BENJAMIN FRANKLIN YOE AND SON

Joshua Johnson (b. 1763, w. 1796 – 1824)
c. 1809 – 1810
Baltimore, Maryland
Oil on canvas
HOA: 36”, WOA: 29 3/8”
Mr. and Mrs. John W. Hanes Purchase Fund (acc. 2170.1)

 

Joshua Johnson (or Johnston), the country’s first professional African American artist, painted in Baltimore from the late 1790s until he left the city in 1824. Johnson was the mulatto son of George Johnson, who purchased his freedom after Joshua finished an apprenticeship as a blacksmith. Joshua Johnson chose, instead, to work as a portraitist, and now more than eighty portraits have been attributed to him. Most of his sitters, such as Benjamin Franklin Yoe were, like Johnson, members of the artisan class.

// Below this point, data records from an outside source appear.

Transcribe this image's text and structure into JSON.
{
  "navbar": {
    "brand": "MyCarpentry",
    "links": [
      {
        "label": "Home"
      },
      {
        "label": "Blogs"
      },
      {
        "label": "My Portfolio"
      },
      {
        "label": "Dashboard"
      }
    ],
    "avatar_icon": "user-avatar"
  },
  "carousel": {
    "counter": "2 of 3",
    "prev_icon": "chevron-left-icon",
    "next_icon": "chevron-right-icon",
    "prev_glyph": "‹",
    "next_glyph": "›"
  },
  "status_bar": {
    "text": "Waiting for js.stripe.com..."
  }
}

Both this portrait and its companion portrait of Yoe's wife and daughter, also in the MESDA collection, demonstrate Johnson's style – a rather flat handling of form but great expressiveness in the use of pose, setting, and accessories. Particularly expressive are his many portraits of or including children. Some have suggested that Charles Peale Polk (1767-1822) may have helped train Joshua Johnson. There is nothing to support this supposition other than a stylistic affinity. Johnson advertised himself as a "self-taught genius."